The Deptartment of Health and Human Services Office of Inspector General published a report that found Medicare overpayments for CGMs

The Dept. of Health and Human Services Office of Inspector General (OIG) published a report on continuous glucose monitors (CGMs) and supplies acquisition cost. In the report, "Medicare Payments for Continuous Glucose Monitors and Supplies Exceeded Supplier Costs and Retail Market Prices, Indicating Medicare Can Save At Least Tens of Millions of Dollars in One Year," the OIG recommends that the Centers for Medicare & Medicaid Services (CMS) seek payment reductions for CGMs and supplies. The report also references CMS’s proposal from this summer to include CGMs in the Competitive Bidding Program. 

Why OIG Did This Review

Medicare Part B payments for CGMs and supplies rose from $109 million in 2018 to $1.3 billion in 2023, according to the OIG. This review compared Medicare payments for CGMs and associated supplies to the costs incurred by suppliers and retail prices to assess the potential for Medicare cost savings. Previous OIG work determined that Medicare was paying more than other payors for other types of durable medical equipment, other than CGMs, inflating Medicare’s overall expenses and the enrollee copayments.

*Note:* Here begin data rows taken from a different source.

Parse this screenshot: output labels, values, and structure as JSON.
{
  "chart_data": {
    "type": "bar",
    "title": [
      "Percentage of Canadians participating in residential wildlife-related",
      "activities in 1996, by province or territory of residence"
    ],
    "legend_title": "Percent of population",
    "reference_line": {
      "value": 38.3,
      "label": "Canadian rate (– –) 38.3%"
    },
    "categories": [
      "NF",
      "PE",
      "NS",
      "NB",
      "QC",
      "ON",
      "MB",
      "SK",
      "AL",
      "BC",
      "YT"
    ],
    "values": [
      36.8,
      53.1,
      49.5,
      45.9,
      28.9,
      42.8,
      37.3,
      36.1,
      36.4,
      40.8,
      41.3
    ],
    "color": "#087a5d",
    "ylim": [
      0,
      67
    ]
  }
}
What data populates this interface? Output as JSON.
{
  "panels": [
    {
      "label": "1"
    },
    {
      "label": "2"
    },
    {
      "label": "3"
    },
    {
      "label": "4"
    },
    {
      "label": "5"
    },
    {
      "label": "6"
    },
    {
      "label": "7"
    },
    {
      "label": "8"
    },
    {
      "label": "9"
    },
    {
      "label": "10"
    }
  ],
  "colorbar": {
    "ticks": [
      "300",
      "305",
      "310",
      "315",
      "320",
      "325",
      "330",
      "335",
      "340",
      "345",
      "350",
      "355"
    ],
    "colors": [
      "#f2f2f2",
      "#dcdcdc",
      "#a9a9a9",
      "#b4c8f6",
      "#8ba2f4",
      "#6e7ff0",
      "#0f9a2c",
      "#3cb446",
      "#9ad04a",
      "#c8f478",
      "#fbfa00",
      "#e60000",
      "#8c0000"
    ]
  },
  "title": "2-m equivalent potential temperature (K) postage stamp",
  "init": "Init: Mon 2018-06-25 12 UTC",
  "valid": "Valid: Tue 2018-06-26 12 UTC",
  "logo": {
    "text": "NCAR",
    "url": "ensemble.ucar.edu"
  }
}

Key findings in the review included:

  • From July 2022 to June 2023, Medicare payments for CGMs and supplies exceeded suppliers’ acquisition costs and suppliers’ estimated total costs: Medicare payments for CGMs and supplies exceeded suppliers’ acquisition costs by $377 million (or 69 percent) in a year, and their total estimated costs by $70 million (or 8 percent) in one year.
  • CGM supplies—the most common CGM-related Medicare billing—represent the largest potential number of dollars saved: Medicare payments exceeded suppliers’ acquisition costs by $359 million and their total estimated costs by $61 million. Medicare payments for CGM supplies also exceeded retail market prices by $290 million in one year.
  • Suppliers received $7 million in potential overpayments based on improper coding of CGMs and supplies: Suppliers billed Medicare for CGMs and supplies that have higher payment rates but provided CGMs and supplies that should have had lower payment rates.

The OIG recommends that CMS should pursue reductions to Medicare’s payment rates for CGMs and supplies. 

In July 2025—during the course of this review—CMS issued a proposed rule to use the Competitive Bidding Program and CMS’s inherent reasonableness authority for CGMs and supplies," OIG said. "CMS stated in the proposed rule that these actions would reduce Medicare payment rates. CMS should take action to prevent overpayments caused by suppliers’ improper use of billing codes for CGMs and supplies to achieve potentially millions of dollars of cost savings for Medicare and enrollees."


CMS concurred with both recommendations.